Entering the Garden...

“I can think of no better form of personal involvement in the cure for the environment than growing a garden. A person who is growing a garden, if growing organically, is improving a piece of the world” – Wendell Barry

I’ve long been writing about the need for more community gardens here in Hamilton, the social, health and economic benefits are something that we’ve been desperately in need of for far too long. In the last few years, the trend has finally caught on. It gives me a lot of pleasure to be able to write about these things happening right here in town, and to see how well they’re coming together.

This space used to be a bare stretch of grass with a few trees and some short wooden fences, mirrored on the other side of the street by another long, grassy park sporting one tiny playground. It’s now largely fenced-in as a leash-free dog park, and nearly always occupied by a few people and frolicking dogs. The garden started a couple of years ago, allowing people to sign up for plots and has taken off ever since. A quick look at their website shows how it’s become more than just a space to dig and plant – they hold film screenings, share gardening tips and help to organized food-sharing. Below the social growth of the space, they’ve also managed to build some truly impressive soil.

Learn more at: hillstreetgarden.org

Spools are cool!

You can see the shed, fresh soil and compost piles in the back.

The garden plots are raised beds, built simply with stakes and boards and often mulched with straw. Beds like this offer great moisture retention and drainage, and allow gardeners the ability to work in new soil above degraded or questionable dirt. Their small size and long shape allow gardeners to reach in to weed, water or harvest, and some have extra bricks or paving stones inside them to give additional access.

A gorgeous day...

A view from the western end of the garden.

What I like most about this garden is how natural it feels. Because of the long, thin and tapered stretch of land, the plots are scattered somewhat randomly, each one with an individual character and philoophy. There’s a mix of heights, ages and even colours which give the space a very human character. This isn’t a manicured ornamental garden – it’s a real, living space with a sense that any moment, somebody could wander over with a watering can. Despite the down-to-earth sense, though, the garden is still immaculate, with huge, healthy plants and barely a single weed in sight.

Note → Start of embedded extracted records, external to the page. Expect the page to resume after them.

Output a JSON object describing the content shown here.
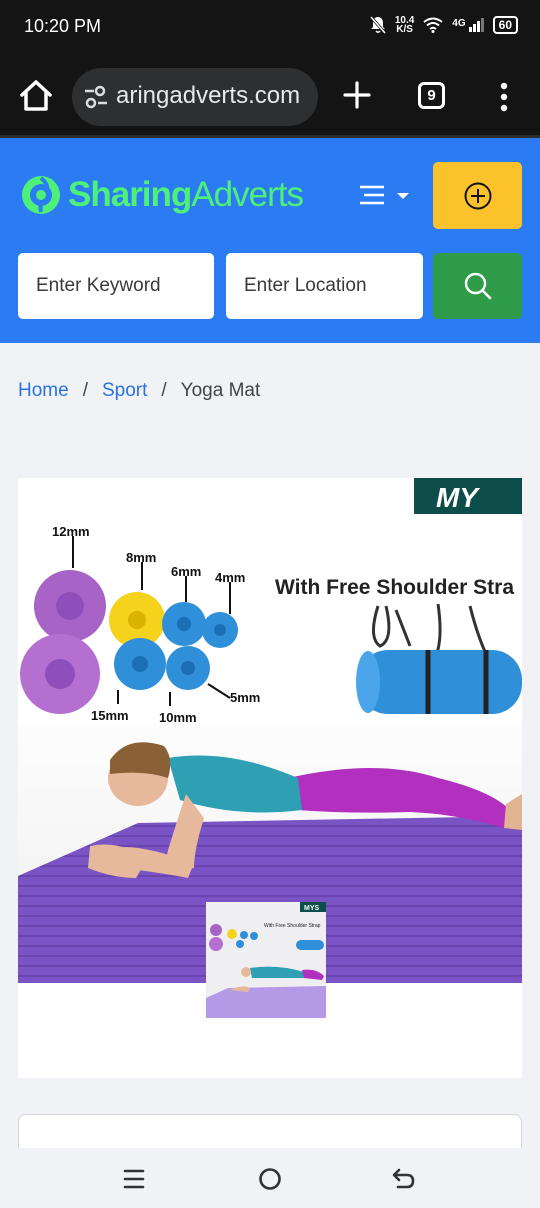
{
  "status_bar": {
    "time": "10:20 PM",
    "net_speed_value": "10.4",
    "net_speed_unit": "K/S",
    "network": "4G",
    "battery": "60",
    "icons": [
      "notifications-off-icon",
      "wifi-icon",
      "signal-icon",
      "battery-icon"
    ]
  },
  "browser": {
    "url": "sharingadverts.com",
    "url_visible": "aringadverts.com",
    "tab_count": "9",
    "icons": [
      "home-icon",
      "site-settings-icon",
      "new-tab-icon",
      "overflow-menu-icon"
    ]
  },
  "site_header": {
    "logo_bold": "Sharing",
    "logo_light": "Adverts",
    "keyword_placeholder": "Enter Keyword",
    "location_placeholder": "Enter Location",
    "colors": {
      "header_bg": "#2b7cf2",
      "post_ad": "#fbc22c",
      "search_btn": "#2e9c49",
      "logo": "#4ff07a"
    }
  },
  "breadcrumb": {
    "items": [
      "Home",
      "Sport"
    ],
    "separator": "/",
    "current": "Yoga Mat"
  },
  "product_image": {
    "banner_text": "With Free Shoulder Stra",
    "brand_text": "MY",
    "thumb_brand_text": "MYS",
    "thumb_caption": "With Free Shoulder Strap",
    "sizes": [
      "12mm",
      "8mm",
      "6mm",
      "4mm",
      "5mm",
      "15mm",
      "10mm"
    ],
    "colors": {
      "purple": "#8e4fbc",
      "yellow": "#f5d21b",
      "blue": "#2f8fd8",
      "mat": "#7a54c4"
    }
  },
  "nav_bar": {
    "icons": [
      "recents-icon",
      "home-circle-icon",
      "back-icon"
    ]
  }
}
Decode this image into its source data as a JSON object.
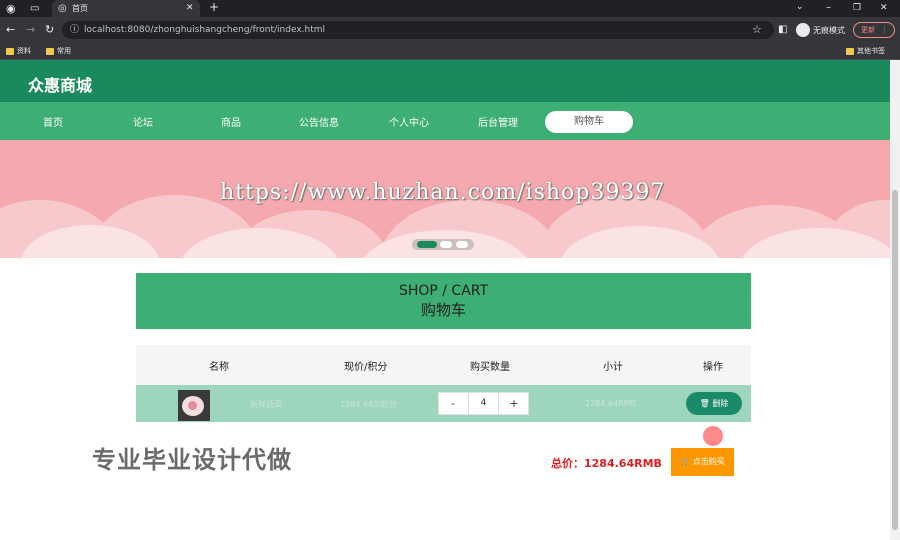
{
  "browser": {
    "tab_title": "首页",
    "url": "localhost:8080/zhonghuishangcheng/front/index.html",
    "profile_label": "无痕模式",
    "update_label": "更新",
    "bookmarks": [
      "资料",
      "常用"
    ],
    "other_bookmarks": "其他书签"
  },
  "site": {
    "title": "众惠商城",
    "nav": [
      "首页",
      "论坛",
      "商品",
      "公告信息",
      "个人中心",
      "后台管理",
      "购物车"
    ]
  },
  "watermark_url": "https://www.huzhan.com/ishop39397",
  "cart": {
    "title_en": "SHOP / CART",
    "title_cn": "购物车",
    "columns": [
      "名称",
      "现价/积分",
      "购买数量",
      "小计",
      "操作"
    ],
    "rows": [
      {
        "name": "新鲜蔬菜",
        "price": "1284.64/0积分",
        "quantity": "4",
        "subtotal": "1284.64RMB",
        "action": "删除"
      }
    ],
    "minus": "-",
    "plus": "+",
    "total_label": "总价：1284.64RMB",
    "buy_label": "点击购买"
  },
  "promo_text": "专业毕业设计代做",
  "colors": {
    "header": "#1a8a5c",
    "nav": "#3dae74",
    "banner": "#f5a8ad",
    "buy": "#ff9800",
    "total": "#e02020"
  }
}
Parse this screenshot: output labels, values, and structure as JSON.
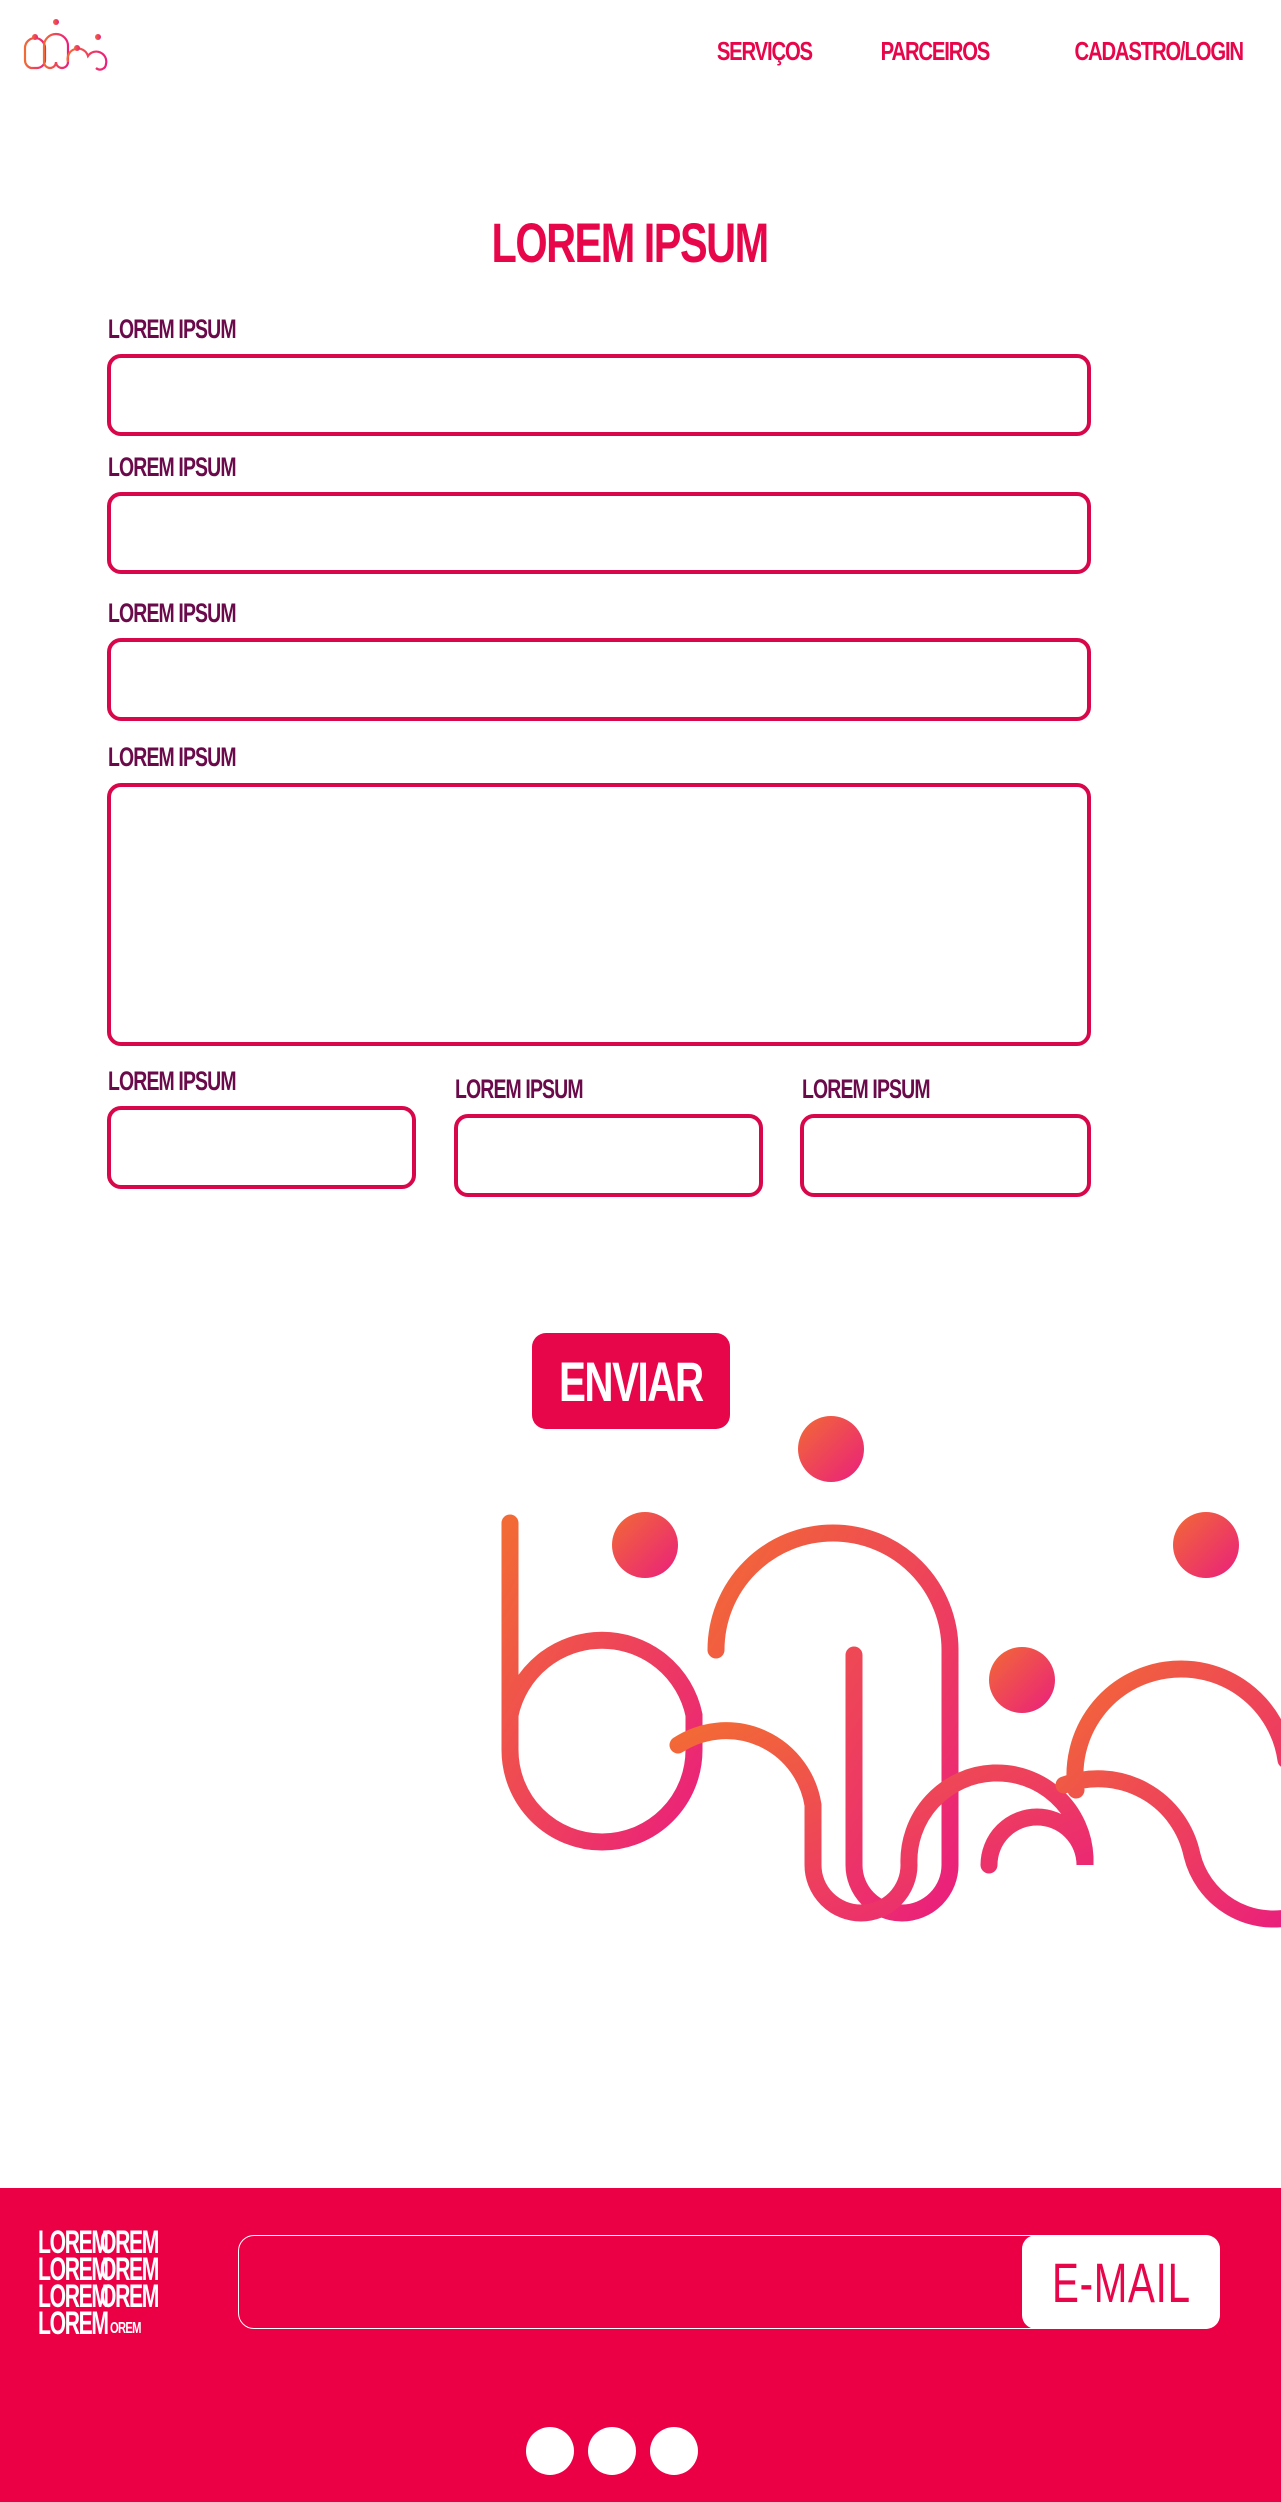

Almost looks like an old bedframe...

Each plot features a different mix of crops and building materials.

I lost count of all the different crops and varieties growting. Among the more common were tomatoes, basil, potatoes, kale, chard and beans. Every plot clearly has a different gardener, with radically different approaches to using the space which all seem to be working out spectacularly well. These gardeners obviously know what they’re doing. Some are dense mixes of many different varieties, others are taken up by one giant cluster of potatoes or rhubarb. Some are mulched, some have watering systems built in (one has its own water tower). and many have strange and whimsical structures built to extend their growing space six feet into the air.

Can you see the tiny vines growing up the sides?

This garden has nothing but charm

The Hill Street Garden is a truly beautiful example of what can be done with a little bit of space and a handful of neighbours. Not only is this crucially important in a time of questionable food security, but it’s also an important first step in bringing together atomized communities and alienated neighbours. Growing food isn’t easy, but it doesn’t have to be hard and we don’t have to do it alone. Gardens like these give us all a chance to share tips with each other and see, first-hand, what works. With dozens of unique plots bursting with life, I’d say that’s worked like a charm.